Appellants next contend that the evidence discloses the Association was the agent of both appellants and the seller of the property, point out evidence which they say is undisputed and argue that as an agent for both parties the appellee owed a high degree of fidelity, care and diligence to both parties, and that as an agent it was its duty to act in utmost good faith, and not to act for its own benefit. They further contend the evidence shows the appellee made misrepresentations to the appellants while acting as their agent or failed as such agent to disclose to appellants all of the facts. We here note that appellee questions the right of appellants to raise the question of agency here, for the reason such a contention was not raised in the trial court. We shall not resolve that dispute as we cannot discern from the record whether the objection is good or not.

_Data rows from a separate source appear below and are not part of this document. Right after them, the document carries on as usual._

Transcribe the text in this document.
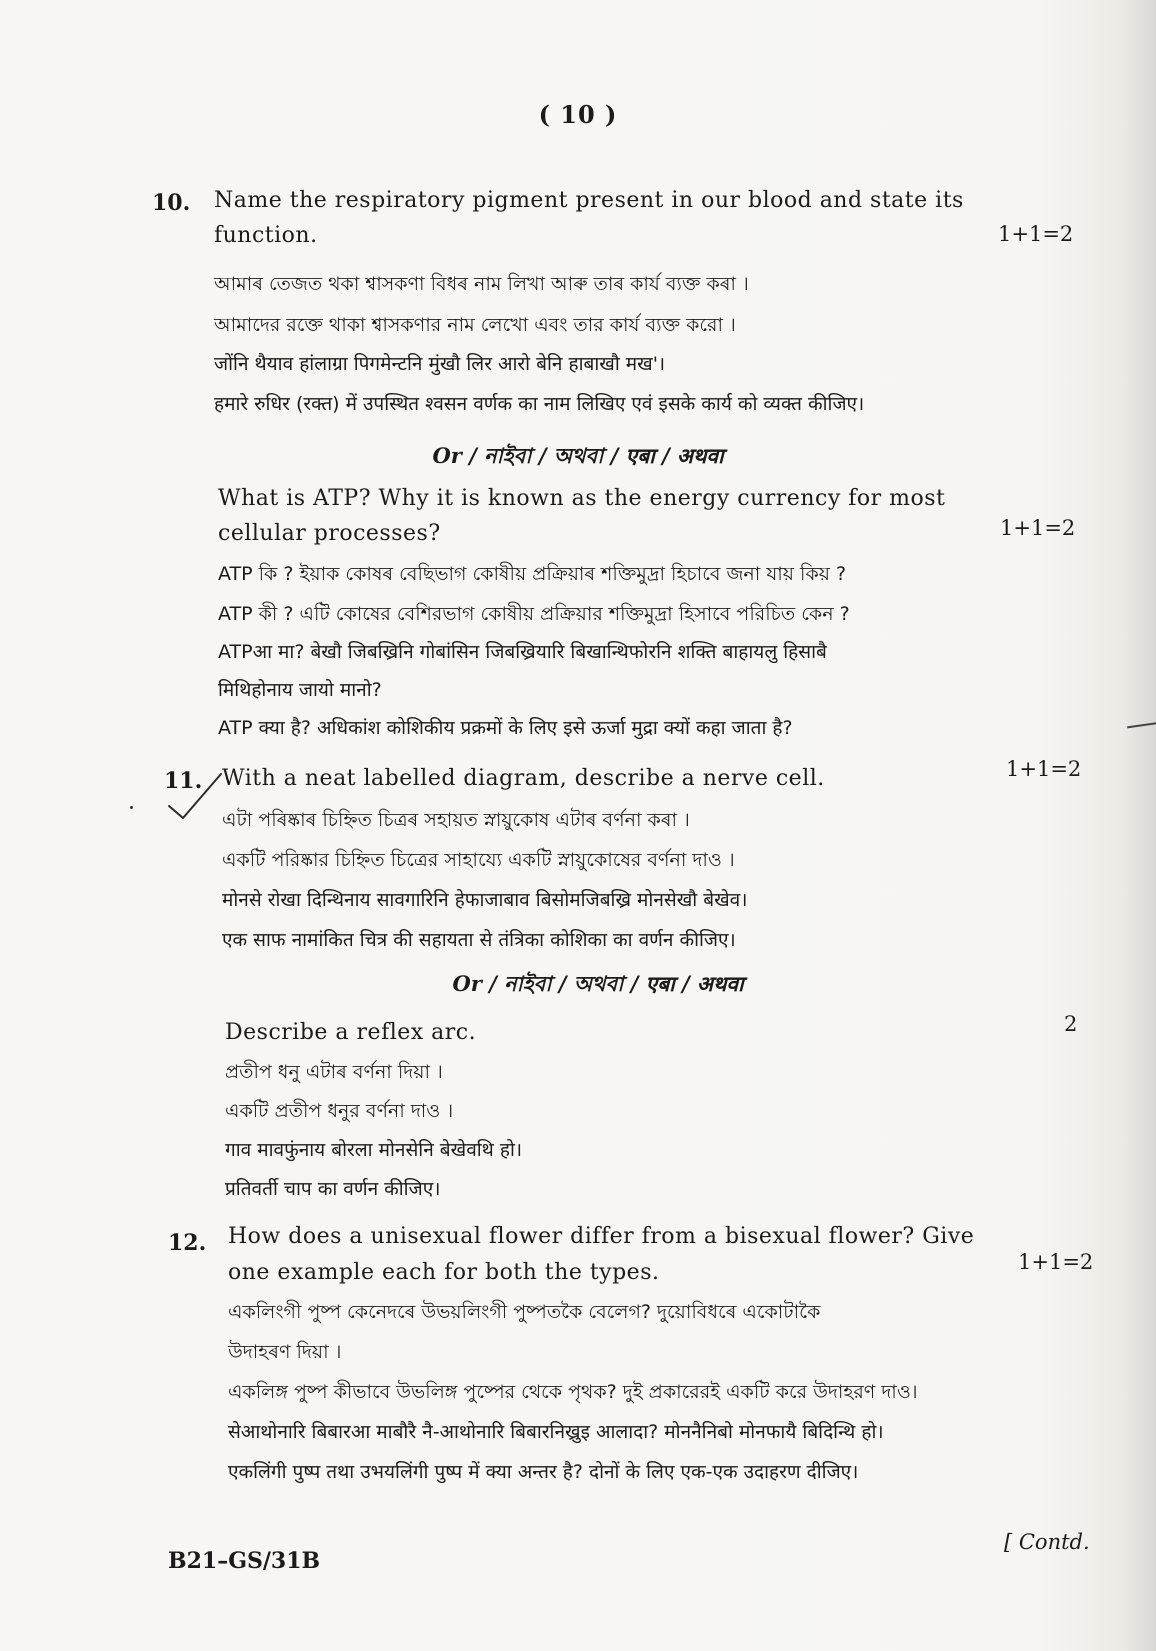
( 10 )
10. Name the respiratory pigment present in our blood and state its
function.	1+1=2
আমাৰ তেজত থকা শ্বাসকণা বিধৰ নাম লিখা আৰু তাৰ কাৰ্য ব্যক্ত কৰা ।
আমাদের রক্তে থাকা শ্বাসকণার নাম লেখো এবং তার কার্য ব্যক্ত করো ।
जोंनि थैयाव हांलाग्रा पिगमेन्टनि मुंखौ लिर आरो बेनि हाबाखौ मख'।
हमारे रुधिर (रक्त) में उपस्थित श्वसन वर्णक का नाम लिखिए एवं इसके कार्य को व्यक्त कीजिए।
Or / নাইবা / অথবা / एबा / अथवा
What is ATP? Why it is known as the energy currency for most
cellular processes?	1+1=2
ATP কি ? ইয়াক কোষৰ বেছিভাগ কোষীয় প্ৰক্ৰিয়াৰ শক্তিমুদ্ৰা হিচাবে জনা যায় কিয় ?
ATP কী ? এটি কোষের বেশিরভাগ কোষীয় প্রক্রিয়ার শক্তিমুদ্রা হিসাবে পরিচিত কেন ?
ATPआ मा? बेखौ जिबख्रिनि गोबांसिन जिबख्रियारि बिखान्थिफोरनि शक्ति बाहायलु हिसाबै
मिथिहोनाय जायो मानो?
ATP क्या है? अधिकांश कोशिकीय प्रक्रमों के लिए इसे ऊर्जा मुद्रा क्यों कहा जाता है?
11. With a neat labelled diagram, describe a nerve cell.	1+1=2
এটা পৰিষ্কাৰ চিহ্নিত চিত্ৰৰ সহায়ত স্নায়ুকোষ এটাৰ বৰ্ণনা কৰা ।
একটি পরিষ্কার চিহ্নিত চিত্রের সাহায্যে একটি স্নায়ুকোষের বর্ণনা দাও ।
मोनसे रोखा दिन्थिनाय सावगारिनि हेफाजाबाव बिसोमजिबख्रि मोनसेखौ बेखेव।
एक साफ नामांकित चित्र की सहायता से तंत्रिका कोशिका का वर्णन कीजिए।
Or / নাইবা / অথবা / एबा / अथवा
Describe a reflex arc.	2
প্ৰতীপ ধনু এটাৰ বৰ্ণনা দিয়া ।
একটি প্রতীপ ধনুর বর্ণনা দাও ।
गाव मावफुंनाय बोरला मोनसेनि बेखेवथि हो।
प्रतिवर्ती चाप का वर्णन कीजिए।
12. How does a unisexual flower differ from a bisexual flower? Give
one example each for both the types.	1+1=2
একলিংগী পুষ্প কেনেদৰে উভয়লিংগী পুষ্পতকৈ বেলেগ? দুয়োবিধৰে একোটাকৈ
উদাহৰণ দিয়া ।
একলিঙ্গ পুষ্প কীভাবে উভলিঙ্গ পুষ্পের থেকে পৃথক? দুই প্রকারেরই একটি করে উদাহরণ দাও।
सेआथोनारि बिबारआ माबौरै नै-आथोनारि बिबारनिख्रुइ आलादा? मोननैनिबो मोनफायै बिदिन्थि हो।
एकलिंगी पुष्प तथा उभयलिंगी पुष्प में क्या अन्तर है? दोनों के लिए एक-एक उदाहरण दीजिए।
B21–GS/31B
[ Contd.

We find it unnecessary to take up and discuss the rules of law relied on by the appellants, for assuming the validity of the legal principles contended for, the premise for their application is lacking. Without attempting a comprehensive review of the evidence it may be said that appellants had agents of their own choosing prior to the time they were advised to pay the remainder of the purchase price to the appellee for distribution; that thereafter they were represented by three attorneys, one succeeding the other, although there may have been some intervening times when they had
no attorney; that they purchased a building in the process of construction and knew that if bills for labor and material were not paid that mechanic’s liens would follow; that they were fully advised that they had paid to the appellee a sum sufficient only to discharge the claims of laborers and material men other than the Ackerman-Swinney claim; that they agreed to the payment of those claims, and that they had furnished no money to the appellee with which to pay the Ackerman-Swinney claim. There is no showing that appellee concealed any of the transaction from or misrepresented any part of it to the appellants. While appellants did testify that an employee of appellee said the appellee would pay the Ackerman-Swinney claim, such testimony was disputed by a positive denial and, in view of all of the facts, it is not surprising the trial court did not give credit to their testimony.
The specification that the minds of the parties did not meet is not referred to in appellants’ brief and needs no comment.
Appellants’ motion for a new trial included as grounds therefor abuse of discretion by the trial court, erroneous rulings, and that the judgment was in whole or in part contrary to the evidence. They present no separate argument concerning the trial court’s denial of the motion, and the claimed error might well be considered as abandoned. We feel impelled to say, however, that the record as abstracted utterly fails to disclose any abuse of discretion by the trial court or any erroneous rulings. While there was some dispute in the evidence, an examination of the record as abstracted discloses substantial evidence to support the judgment.
The judgment of the trial court is affirmed.